I’ve also deleted Amazon from my phone and blocked the Website on my browser. Huge difference.
It’s the last two that lead to lots of sleepless nights.
Because how do you explain something you barely understand? And explain it to kids without scaring them? If “Fun With Bipolar” were a book, it would be dedicated to my wife, but it’s largely being written for my daughters. When they are older, they may use these entries to better understand me and how I worked with their mom to make sure bipolar disorder didn’t stop them from dreaming up.
There will have to be discussions. They will have to be age-appropriate and carefully crafted to help them understand without scaring them. They’ll have to be spread out over time. I’m still working on what and when I will say in therapy. It’s aggravating to be a writer who doesn’t believe in writer’s block and find yourself at a loss for words. I don’t have those words yet, but I will find them.
But then there’s the big one: what if our family loses at genetic roulette?
We’ll do what anyone does when things grow on: we’ll push through.
And we’ll be better armed for the fight.

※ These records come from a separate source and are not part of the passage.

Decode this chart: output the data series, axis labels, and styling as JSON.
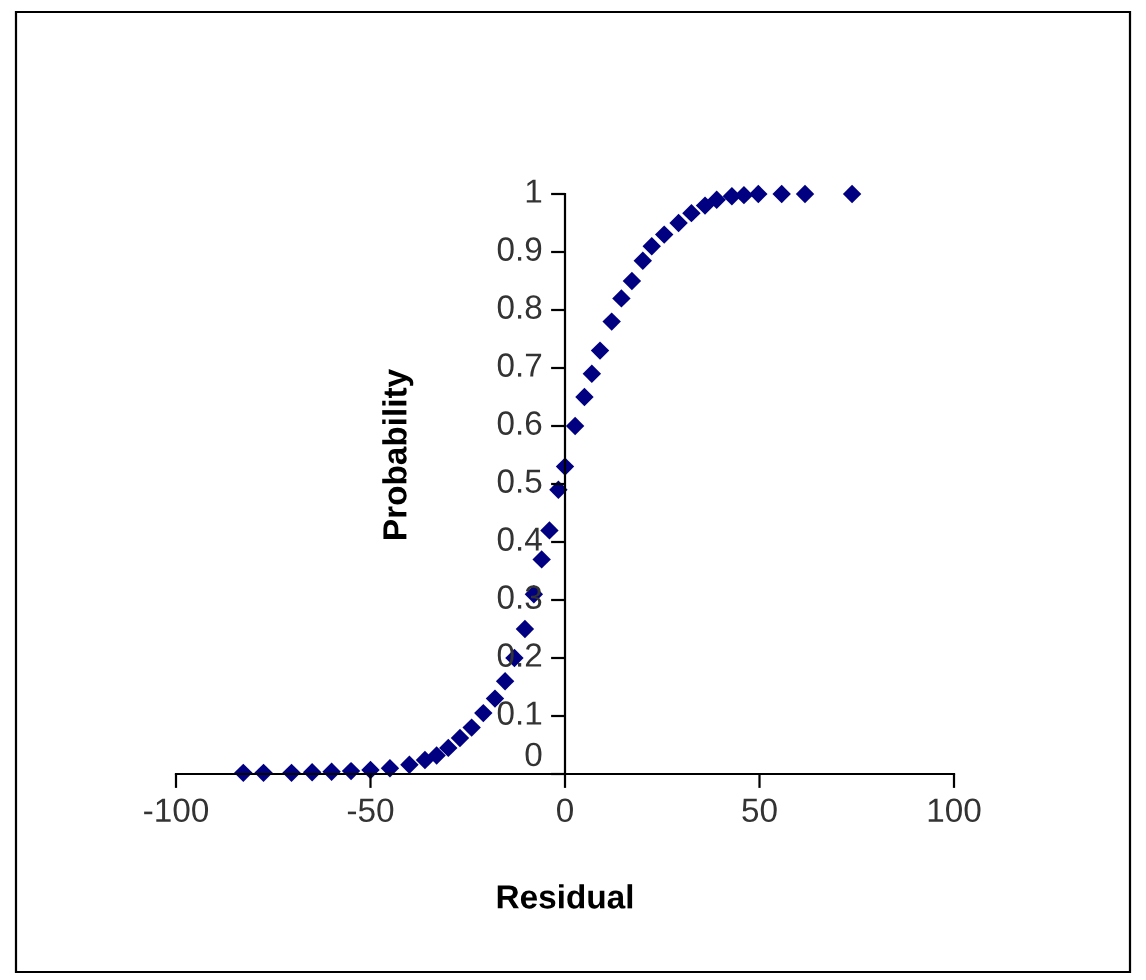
{
  "chart_data": {
    "type": "scatter",
    "xlabel": "Residual",
    "ylabel": "Probability",
    "x": [
      -82.7,
      -77.5,
      -70.3,
      -65,
      -60,
      -55,
      -50,
      -45,
      -40,
      -36,
      -33,
      -30,
      -27,
      -24,
      -21,
      -18,
      -15.4,
      -13,
      -10.3,
      -8,
      -6,
      -4,
      -1.7,
      0,
      2.6,
      5,
      6.9,
      9,
      12,
      14.5,
      17.2,
      20,
      22.3,
      25.5,
      29.2,
      32.5,
      36,
      39,
      42.9,
      46,
      49.7,
      55.7,
      61.7,
      73.8
    ],
    "series": [
      {
        "color": "#000080",
        "values": [
          0.002,
          0.002,
          0.002,
          0.003,
          0.004,
          0.005,
          0.007,
          0.01,
          0.016,
          0.024,
          0.032,
          0.045,
          0.062,
          0.08,
          0.105,
          0.13,
          0.16,
          0.2,
          0.25,
          0.31,
          0.37,
          0.42,
          0.49,
          0.53,
          0.6,
          0.65,
          0.69,
          0.73,
          0.78,
          0.82,
          0.85,
          0.885,
          0.91,
          0.93,
          0.95,
          0.967,
          0.98,
          0.99,
          0.996,
          0.998,
          1,
          1,
          1,
          1
        ]
      }
    ],
    "xlim": [
      -100,
      100
    ],
    "xticks": [
      -100,
      -50,
      0,
      50,
      100
    ],
    "ylim": [
      0,
      1
    ],
    "yticks": [
      0,
      0.1,
      0.2,
      0.3,
      0.4,
      0.5,
      0.6,
      0.7,
      0.8,
      0.9,
      1
    ],
    "marker": "diamond",
    "grid": false,
    "legend": false
  }
}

I have the knowledge, which may or may not help them get help earlier, but it will help post-diagnosis. And, after surviving the past year, I know I have the empathy they’ll need. It’s a pretty good asset, no matter what the parenting situation.
They won’t hate me for plucking them out of nonexistence. Like Jamison, I never regretted being born. I never blamed my parents for having me; on the contrary, I’m thankful every day they gave me a chance to lead a life that’s been secure, productive, and full of friends and family who love me — even if I’m still learning how to accept that love.
It doesn’t matter if my boss knew whether I had kids. What matters is my kids know I’m trying.